Thank you and I hope this made sense, - Adrian
Adrian,
thanks for your mail. It is difficult to give general advise on how you should structure your data to get them as performant as possible, as there are many factors, such as the type of queries or the heterogeneity of the data that influences the decision. But it's a fact that updates may take longer on larger database instances due to the document order of XML documents (a property that is irrelevant in relational databases), as the resulting storage that needs to takes care of updating the child/parent relationships. In general, it is cheaper to change data at the end of a document/database, which is e.g the "insert before" statement is more expensive than using "insert into". Regarding the maximum amounts of document nodes per database, the limit will rather be encountered if too many XML nodes are stored; you'll find some examples in our Wiki [1].
I hope my answer wasn't too fuzzy, but we'd probably have to spend more time investing your particular use case to give concrete help.
Christian
[1] http://docs.basex.org/wiki/Statistics ___________________________
On Sun, Jan 22, 2012 at 1:47 PM, Adrian Hossu adibadi@gmail.com wrote:
Hello all,
We have an issue with performance in basex.
We are using basex to manage some user generated content, which has frequent updates. Each user has his own "home" within one large xml document, and they are able to update content within their own home.

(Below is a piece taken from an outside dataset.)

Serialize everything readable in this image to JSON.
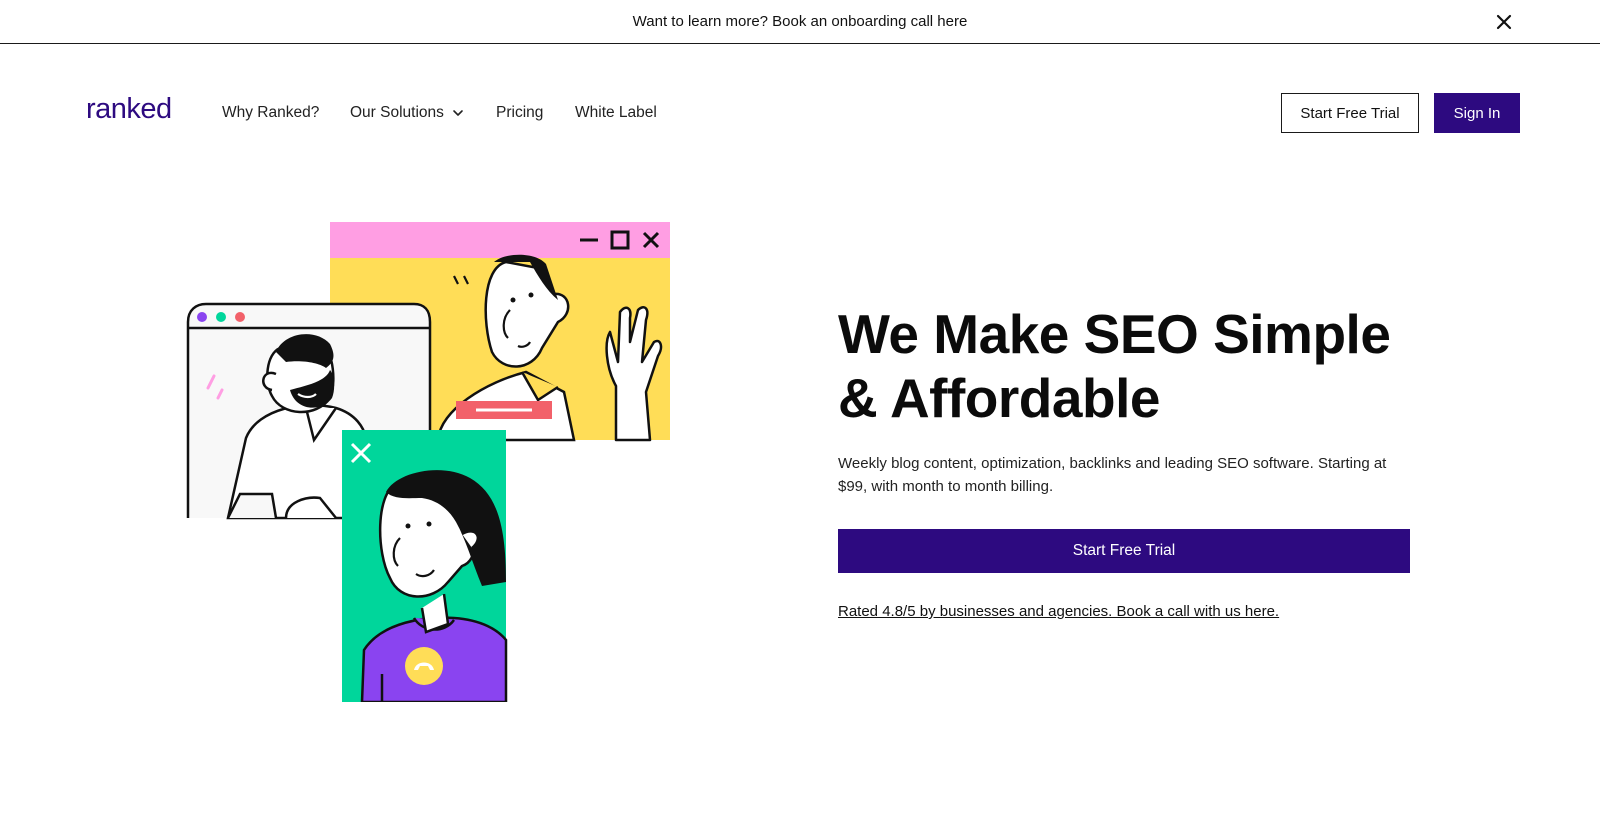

Our problem is that as our number of users increased, we started to notice some major slow-downs on our server. A small update of the user's content (one or two xml nodes) sometimes results in our [flush-...] process writing about 30MB of data. I hope this makes sense.
I haven't actually looked at the basex source code, so I don't know what happens during these updates, but it seems to me that the amount of data written to the disk per update is relative to our database (document) size, although the amount of data being updated remains constant. Perhaps there is an index update happening? Sorry if I'm talking nonsense because I don't really understand how basex works.
So basically, I have several questions:
- Is it a bad idea to have one single large document, which can have many
frequent updates? 2) Would it be better to have a document for each user? This would result in about 1000 documents being created per day. Does basex index documents within a database, for quick retreival, and is there a limit on the number of documents that you can have in a single database? 3) if we switch to one-document-per-user, would updating these documents somehow still result in large amounts of data being written per update, even if the user's documents are very small? Or would this be a possible solution to our problem?